Non mi sento di dare un giudizio sul mondo variegato e diviso della Sinistra. Noi dell’Anpi però preferiamo sempre usare il pronome “noi” piuttosto che il pronome “io”. Tutto questo viene dalla nostra storia, ed è qualcosa di utile anche per l’oggi. Durante i terribili venti mesi della lotta partigiana, in cui i partigiani sostenuti dalla popolazione civile hanno combattuto i nazifascisti, il tema era proprio quello dell’unità, del saper stare insieme. Comunisti, socialisti, liberali, cattolici, anarchici, tutti insieme. Con un obiettivo comune che è stato pienamente tradotto nella Costituzione.

Unità anche nello scrivere la Carta costituzionale.
In molti dopo il 1948 si sono sempre chiesti: ma come hanno fatto a scrivere una Carta così equilibrata, in cui i diritti individuali si compenetrano con quelli collettivi? E lo hanno fatto, ripeto, persone con punti di vista diversi, in soli dieci mesi. Questo è potuto accadere proprio perché avevano già fatto un’esperienza di lotta e di pensiero condiviso nella Resistenza. Questa è la nostra radice: unità su obiettivi comuni, cioè costruire uno Stato antifascista libero da tutte le imposizioni, le negazioni dei diritti e gli orrori a cui ci hanno condannato il fascismo e il nazismo. Questa Costituzione non a caso è stata difesa nel referendum del 4 dicembre 2016. I cittadini che sono andati a votare hanno scelto un’identità nazionale e collettiva.

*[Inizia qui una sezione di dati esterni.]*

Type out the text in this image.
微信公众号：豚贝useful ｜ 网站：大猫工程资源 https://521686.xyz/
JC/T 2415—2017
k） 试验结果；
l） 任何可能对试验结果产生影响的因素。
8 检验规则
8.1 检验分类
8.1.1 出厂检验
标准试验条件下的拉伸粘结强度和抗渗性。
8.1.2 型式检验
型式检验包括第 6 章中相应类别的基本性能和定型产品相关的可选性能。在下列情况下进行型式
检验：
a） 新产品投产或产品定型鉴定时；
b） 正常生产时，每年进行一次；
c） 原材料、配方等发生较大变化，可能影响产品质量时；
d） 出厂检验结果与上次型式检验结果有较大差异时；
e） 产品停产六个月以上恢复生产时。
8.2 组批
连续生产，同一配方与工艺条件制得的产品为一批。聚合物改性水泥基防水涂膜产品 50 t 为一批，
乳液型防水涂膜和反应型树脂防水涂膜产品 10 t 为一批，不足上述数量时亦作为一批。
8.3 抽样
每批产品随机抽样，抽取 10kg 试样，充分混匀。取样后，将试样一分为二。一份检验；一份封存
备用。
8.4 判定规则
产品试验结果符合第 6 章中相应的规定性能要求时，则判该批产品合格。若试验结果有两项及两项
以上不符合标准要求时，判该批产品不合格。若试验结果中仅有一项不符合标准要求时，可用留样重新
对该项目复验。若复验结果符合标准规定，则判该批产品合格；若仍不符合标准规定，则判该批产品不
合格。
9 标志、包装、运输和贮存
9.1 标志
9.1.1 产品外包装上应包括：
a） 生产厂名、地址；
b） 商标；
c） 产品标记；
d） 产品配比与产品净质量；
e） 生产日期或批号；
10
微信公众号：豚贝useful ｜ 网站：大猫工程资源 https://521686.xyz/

Qual è la sua concezione della politica?
Nessun rifiuto della politica. La politica, intesa nel senso di polis è fondamentale, solo che va depurata di tutti questi leaderismi per tornare a una dimensione collettiva, nel rispetto di tutti i cittadini. Noi come Anpi siamo alternativi rispetto a una visione leaderistica, ma ci tengo a dirlo, lo siamo perché abbiamo anche sperimentato storicamente che è questo che serve a un Paese per renderlo più democratico e più libero.

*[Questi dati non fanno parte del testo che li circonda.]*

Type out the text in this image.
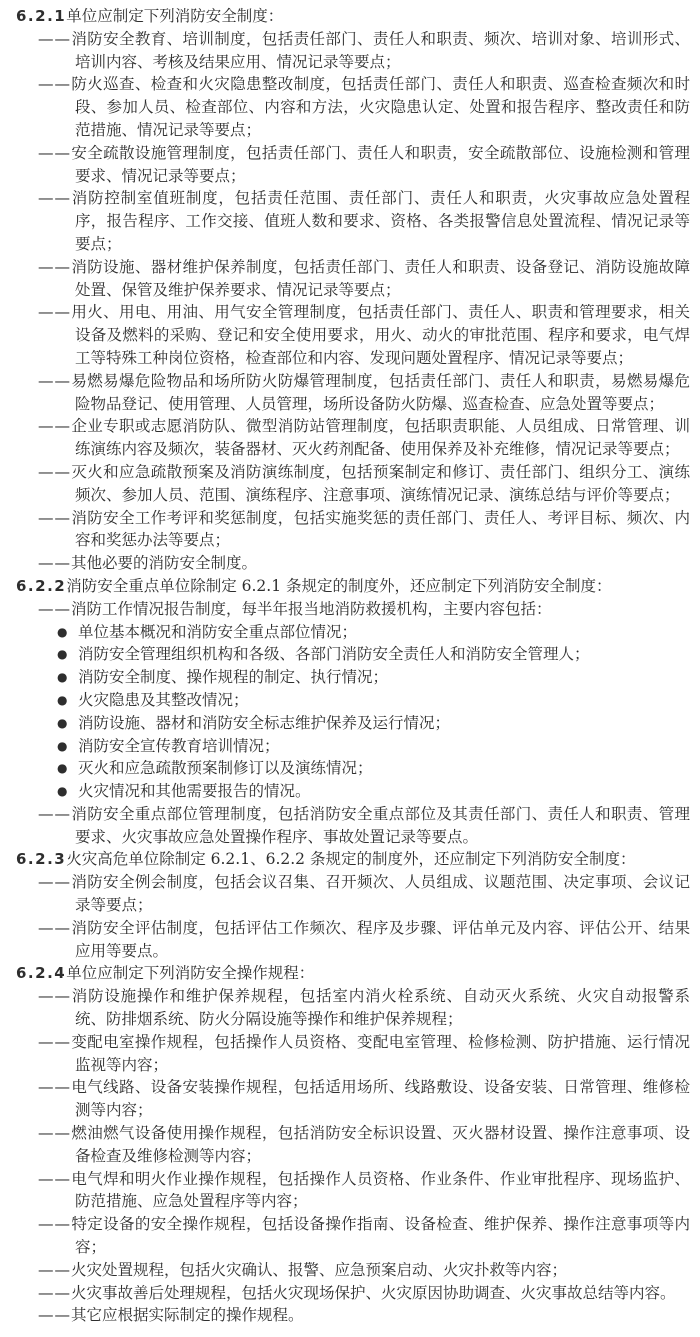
6.2.1单位应制定下列消防安全制度：
——消防安全教育、培训制度，包括责任部门、责任人和职责、频次、培训对象、培训形式、培训内容、考核及结果应用、情况记录等要点；
——防火巡查、检查和火灾隐患整改制度，包括责任部门、责任人和职责、巡查检查频次和时段、参加人员、检查部位、内容和方法，火灾隐患认定、处置和报告程序、整改责任和防范措施、情况记录等要点；
——安全疏散设施管理制度，包括责任部门、责任人和职责，安全疏散部位、设施检测和管理要求、情况记录等要点；
——消防控制室值班制度，包括责任范围、责任部门、责任人和职责，火灾事故应急处置程序，报告程序、工作交接、值班人数和要求、资格、各类报警信息处置流程、情况记录等要点；
——消防设施、器材维护保养制度，包括责任部门、责任人和职责、设备登记、消防设施故障处置、保管及维护保养要求、情况记录等要点；
——用火、用电、用油、用气安全管理制度，包括责任部门、责任人、职责和管理要求，相关设备及燃料的采购、登记和安全使用要求，用火、动火的审批范围、程序和要求，电气焊工等特殊工种岗位资格，检查部位和内容、发现问题处置程序、情况记录等要点；
——易燃易爆危险物品和场所防火防爆管理制度，包括责任部门、责任人和职责，易燃易爆危险物品登记、使用管理、人员管理，场所设备防火防爆、巡查检查、应急处置等要点；
——企业专职或志愿消防队、微型消防站管理制度，包括职责职能、人员组成、日常管理、训练演练内容及频次，装备器材、灭火药剂配备、使用保养及补充维修，情况记录等要点；
——灭火和应急疏散预案及消防演练制度，包括预案制定和修订、责任部门、组织分工、演练频次、参加人员、范围、演练程序、注意事项、演练情况记录、演练总结与评价等要点；
——消防安全工作考评和奖惩制度，包括实施奖惩的责任部门、责任人、考评目标、频次、内容和奖惩办法等要点；
——其他必要的消防安全制度。
6.2.2消防安全重点单位除制定 6.2.1 条规定的制度外，还应制定下列消防安全制度：
——消防工作情况报告制度，每半年报当地消防救援机构，主要内容包括：
● 单位基本概况和消防安全重点部位情况；
● 消防安全管理组织机构和各级、各部门消防安全责任人和消防安全管理人；
● 消防安全制度、操作规程的制定、执行情况；
● 火灾隐患及其整改情况；
● 消防设施、器材和消防安全标志维护保养及运行情况；
● 消防安全宣传教育培训情况；
● 灭火和应急疏散预案制修订以及演练情况；
● 火灾情况和其他需要报告的情况。
——消防安全重点部位管理制度，包括消防安全重点部位及其责任部门、责任人和职责、管理要求、火灾事故应急处置操作程序、事故处置记录等要点。
6.2.3火灾高危单位除制定 6.2.1、6.2.2 条规定的制度外，还应制定下列消防安全制度：
——消防安全例会制度，包括会议召集、召开频次、人员组成、议题范围、决定事项、会议记录等要点；
——消防安全评估制度，包括评估工作频次、程序及步骤、评估单元及内容、评估公开、结果应用等要点。
6.2.4单位应制定下列消防安全操作规程：
——消防设施操作和维护保养规程，包括室内消火栓系统、自动灭火系统、火灾自动报警系统、防排烟系统、防火分隔设施等操作和维护保养规程；
——变配电室操作规程，包括操作人员资格、变配电室管理、检修检测、防护措施、运行情况监视等内容；
——电气线路、设备安装操作规程，包括适用场所、线路敷设、设备安装、日常管理、维修检测等内容；
——燃油燃气设备使用操作规程，包括消防安全标识设置、灭火器材设置、操作注意事项、设备检查及维修检测等内容；
——电气焊和明火作业操作规程，包括操作人员资格、作业条件、作业审批程序、现场监护、防范措施、应急处置程序等内容；
——特定设备的安全操作规程，包括设备操作指南、设备检查、维护保养、操作注意事项等内容；
——火灾处置规程，包括火灾确认、报警、应急预案启动、火灾扑救等内容；
——火灾事故善后处理规程，包括火灾现场保护、火灾原因协助调查、火灾事故总结等内容。
——其它应根据实际制定的操作规程。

Rispetto alle difficoltà del presente, con le destre che avanzano, perché la sinistra non riesce a trovare il senso per il collettivo?
Io vedo uno scollamento tra le domande sociali fondamentali e le risposte politiche che vengono date. La cosa da perseguire è sì anche un’unità politica, ma credo che l’unità tra movimenti e persone, nasca dalla costruzione e dalla individuazione di un progetto comune, dal punto di vista sociale, economico e poi anche politico. È una strada difficile, è vero, ci sono rigurgiti nazifascisti ma c’è un’Italia democratica molto forte. Lo abbiamo visto anche dalla reazione all’annuncio del ritorno della marcia su Roma. Noi siamo andati nelle scuole, nelle piazze, nei luoghi di lavoro. E un popolo antifascista c’è nel nostro Paese, bisogna saperlo ascoltare.

Forse è questo il problema: sapere ascoltare il Paese. Ci si rifugia nel leader che è la soluzione più facile?
Sì, le faccio un esempio, quest’anno è l’ottantesimo anniversario della morte di Gramsci. Ebbene, ciò che scrive lui nelle sue lettere, l’ottimismo della volontà, quella è la base per una buona politica. Naturalmente dobbiamo avere sempre il realismo – e Gramsci lo chiamava il pessimismo della ragione -; ma il nostro realismo ci dice che dobbiamo pretendere, da un lato, che la Costituzione venga applicata, dall’altro, che si combatta il razzismo perché è la base del fascismo. Ed è per questo motivo che il nostro assillo è parlare ai giovani, per raccontare la storia.

Quali sono i nemici dei partigiani oggi?
Il primo nemico è la non conoscenza. Quante ragazze sanno oggi che le loro bisnonne non potevano votare? Il voto, nel ’46, le donne se lo sono conquistate in montagna, facendo le staffette, con la dimensione del popolo che si ribella e quando ci si ribella, allora si può andare avanti. Conoscere per lottare. Noi chiediamo alla parte migliore della gioventù di non arrendersi. Perché le conquiste ci sono state. Io considero quella delle donne come una delle lotte più straordinarie e rivoluzionarie del secolo scorso. E adesso dobbiamo tornare indietro? Dobbiamo essere considerate solo per l’immagine esteriore anziché per il proprio pensiero, per i propri valori professionali? No. E infatti ci sono milioni di donne che stanno dalla parte giusta, dalla parte dell’affermazione di sé. E la liberazione delle donne è la liberazione di tutti.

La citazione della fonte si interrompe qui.